La scène sembla se figer un instant, puis, enfin, la vieille femme s’écarta pour laisser le voyageur entrer, en prenant soin de bien fermer la porte derrière lui. Se retrouvant baigné dans la chaleur du foyer, Dandelo se sentait revivre. Son regard pu alors faire le tour de la pièce, glissant sur l’âtre de la cheminée où du bois brûlait en craquant, avant de se poser tour à tour sur les deux autres femmes présente.
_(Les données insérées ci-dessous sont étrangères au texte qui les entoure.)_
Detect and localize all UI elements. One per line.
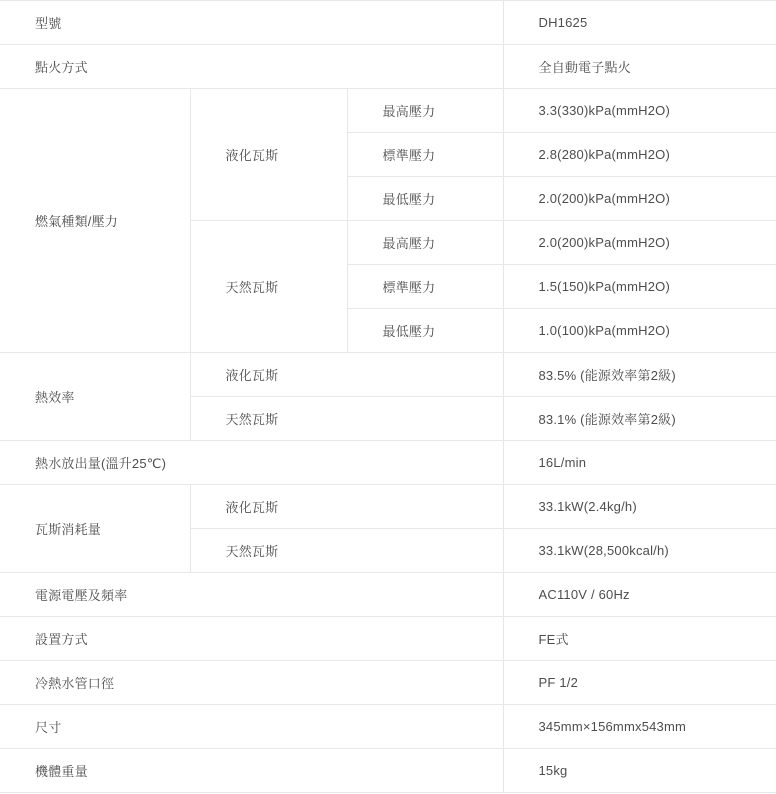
value-lpg-min-pressure: 2.0(200)kPa(mmH2O): [503, 177, 776, 221]
label-hot-water-output: 熱水放出量(溫升25℃): [0, 441, 503, 485]
value-thermal-efficiency-ng: 83.1% (能源效率第2級): [503, 397, 776, 441]
table-row: 熱效率 液化瓦斯 83.5% (能源效率第2級): [0, 353, 776, 397]
spec-page: 型號 DH1625 點火方式 全自動電子點火 燃氣種類/壓力 液化瓦斯 最高壓力…: [0, 0, 776, 794]
table-row: 型號 DH1625: [0, 1, 776, 45]
label-installation-type: 設置方式: [0, 617, 503, 661]
table-row: 冷熱水管口徑 PF 1/2: [0, 661, 776, 705]
value-thermal-efficiency-lpg: 83.5% (能源效率第2級): [503, 353, 776, 397]
value-water-pipe-diameter: PF 1/2: [503, 661, 776, 705]
table-row: 熱水放出量(溫升25℃) 16L/min: [0, 441, 776, 485]
value-gas-consumption-lpg: 33.1kW(2.4kg/h): [503, 485, 776, 529]
label-min-pressure: 最低壓力: [347, 177, 503, 221]
label-gas-type-pressure: 燃氣種類/壓力: [0, 89, 190, 353]
value-ng-max-pressure: 2.0(200)kPa(mmH2O): [503, 221, 776, 265]
value-hot-water-output: 16L/min: [503, 441, 776, 485]
label-unit-weight: 機體重量: [0, 749, 503, 793]
label-standard-pressure: 標準壓力: [347, 133, 503, 177]
label-ignition-method: 點火方式: [0, 45, 503, 89]
label-water-pipe-diameter: 冷熱水管口徑: [0, 661, 503, 705]
value-lpg-standard-pressure: 2.8(280)kPa(mmH2O): [503, 133, 776, 177]
label-min-pressure: 最低壓力: [347, 309, 503, 353]
label-max-pressure: 最高壓力: [347, 221, 503, 265]
table-row: 尺寸 345mm×156mmx543mm: [0, 705, 776, 749]
table-row: 電源電壓及頻率 AC110V / 60Hz: [0, 573, 776, 617]
value-lpg-max-pressure: 3.3(330)kPa(mmH2O): [503, 89, 776, 133]
value-installation-type: FE式: [503, 617, 776, 661]
label-natural-gas: 天然瓦斯: [190, 221, 347, 353]
value-ng-standard-pressure: 1.5(150)kPa(mmH2O): [503, 265, 776, 309]
value-model: DH1625: [503, 1, 776, 45]
table-row: 機體重量 15kg: [0, 749, 776, 793]
value-unit-weight: 15kg: [503, 749, 776, 793]
spec-table: 型號 DH1625 點火方式 全自動電子點火 燃氣種類/壓力 液化瓦斯 最高壓力…: [0, 0, 776, 793]
label-power-voltage-frequency: 電源電壓及頻率: [0, 573, 503, 617]
label-lpg: 液化瓦斯: [190, 89, 347, 221]
table-row: 燃氣種類/壓力 液化瓦斯 最高壓力 3.3(330)kPa(mmH2O): [0, 89, 776, 133]
table-row: 設置方式 FE式: [0, 617, 776, 661]
label-max-pressure: 最高壓力: [347, 89, 503, 133]
label-lpg: 液化瓦斯: [190, 353, 503, 397]
label-lpg: 液化瓦斯: [190, 485, 503, 529]
value-power-voltage-frequency: AC110V / 60Hz: [503, 573, 776, 617]
table-row: 點火方式 全自動電子點火: [0, 45, 776, 89]
label-thermal-efficiency: 熱效率: [0, 353, 190, 441]
value-dimensions: 345mm×156mmx543mm: [503, 705, 776, 749]
value-ignition-method: 全自動電子點火: [503, 45, 776, 89]
value-gas-consumption-ng: 33.1kW(28,500kcal/h): [503, 529, 776, 573]
label-natural-gas: 天然瓦斯: [190, 529, 503, 573]
value-ng-min-pressure: 1.0(100)kPa(mmH2O): [503, 309, 776, 353]
label-gas-consumption: 瓦斯消耗量: [0, 485, 190, 573]
label-model: 型號: [0, 1, 503, 45]
table-row: 瓦斯消耗量 液化瓦斯 33.1kW(2.4kg/h): [0, 485, 776, 529]
label-natural-gas: 天然瓦斯: [190, 397, 503, 441]
label-dimensions: 尺寸: [0, 705, 503, 749]
label-standard-pressure: 標準壓力: [347, 265, 503, 309]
La première semblait aussi âgée que celle qui l’avait accueilli, mais la dernière paraissait plus jeune et même plutôt jolie. Elle se tenait dans l’obscurité de la pièce, laissant le jeune homme se contenter d’un aperçu là où il aurait aimé pouvoir contempler une belle femme. Enfin, il était au chaud, c’était déjà ça ; même si ce plaisir d’échapper à l’hiver fut vite refroidit lorsqu’on lui demanda quelques rémunérations.
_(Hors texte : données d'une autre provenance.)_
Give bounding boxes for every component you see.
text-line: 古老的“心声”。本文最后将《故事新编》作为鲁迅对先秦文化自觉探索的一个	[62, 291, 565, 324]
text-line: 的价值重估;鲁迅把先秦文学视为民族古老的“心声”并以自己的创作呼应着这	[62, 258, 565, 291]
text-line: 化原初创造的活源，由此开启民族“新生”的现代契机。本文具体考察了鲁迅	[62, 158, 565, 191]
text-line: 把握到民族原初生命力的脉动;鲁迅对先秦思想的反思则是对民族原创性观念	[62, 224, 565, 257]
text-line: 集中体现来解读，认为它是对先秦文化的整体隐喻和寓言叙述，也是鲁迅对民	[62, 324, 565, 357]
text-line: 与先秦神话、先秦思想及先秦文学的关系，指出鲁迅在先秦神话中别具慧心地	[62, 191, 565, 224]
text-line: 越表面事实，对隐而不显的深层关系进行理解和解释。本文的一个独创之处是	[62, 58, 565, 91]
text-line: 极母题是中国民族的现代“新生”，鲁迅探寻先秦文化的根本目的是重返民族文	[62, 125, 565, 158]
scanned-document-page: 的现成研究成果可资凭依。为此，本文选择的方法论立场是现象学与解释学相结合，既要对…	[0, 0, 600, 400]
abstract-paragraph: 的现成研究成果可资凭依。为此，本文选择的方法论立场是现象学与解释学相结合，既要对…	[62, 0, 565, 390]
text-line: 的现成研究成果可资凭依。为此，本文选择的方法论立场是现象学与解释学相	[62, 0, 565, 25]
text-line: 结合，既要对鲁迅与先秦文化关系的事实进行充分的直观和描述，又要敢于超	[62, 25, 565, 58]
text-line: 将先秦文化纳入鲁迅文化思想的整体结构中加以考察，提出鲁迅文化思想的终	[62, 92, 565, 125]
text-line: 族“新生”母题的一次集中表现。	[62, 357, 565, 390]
« C’est que… Je… » Bredouilla le saltimbanque.

Il tâta la poche dans laquelle il avait sa bourse, réalisant subitement qu’elle semblait vide. Il avait dû perdre ses précieuses pièces en tombant tout à l’heure. Il jura mentalement avant de lever des yeux désolés vers celle qui le libéra bientôt de tout devoir pécuniaire.
Après avoir exprimé sa gratitude, le saltimbanque se débarrassa de la cape de fourrure qu’il avait achetée pour l’hiver, révélant son manteau bigarré aux yeux des trois femmes. Un large sourire éclairait son visage rougit par le froid et il poussa l’audace jusqu’à incliner la tête pour saluer celle qui se tenait dans l’ombre.

La masure semblait tout à fait banale. Si l’obscurité avait conquis quelques extrémités de la pièce, le feu qui brûlait dans la cheminée éclairait tables, tabourets et autre mobilier d’une simplicité innocente. Là-bas on devinait un rideau, qui dissimulait sûrement une chambre ou une quelconque pièce intime. Bref, rien ne sortait vraiment de l’ordinaire, mis à part l’isolement de la maison lequel pouvait sembler curieux pour des femmes aussi âgées. Dandelo – qui n’aurait pas voulu que sa venue jette un froid – engagea donc la conversation dans ce sens en demandant :

« Vous avez une bien belle maison ! C’est une aubaine que j’ai pu vous trouver dans ce lieu perdu. »


La question qui n’était au départ qu’une simple politesse, méritait cependant que l’on s’intéresse à la réponse.
* Et pourquoi, tu crois qu’elles dissèquent des gens à l’écart de tous ? * Se dit-il à lui-même, souriant de plus belle. Il faut dire que l’image des deux petites grands-mères vaquant à des occupations malsaines était assez ridicule pour faire rire.
*Attention qu’on ne t’empoisonne pas.* Conclut-il en riant intérieurement.

« Pour ma part, reprit-il, je ne suis qu’un humble saltimbanque, conteur occasionnel, en route pour la cité d’Ydril ! »

Son regard pétillant balaya une nouvelle fois la pièce avant de s’arrêter sur la plus jeune à laquelle il fit un clin d’œil, son sourire toujours au coin des lèvres.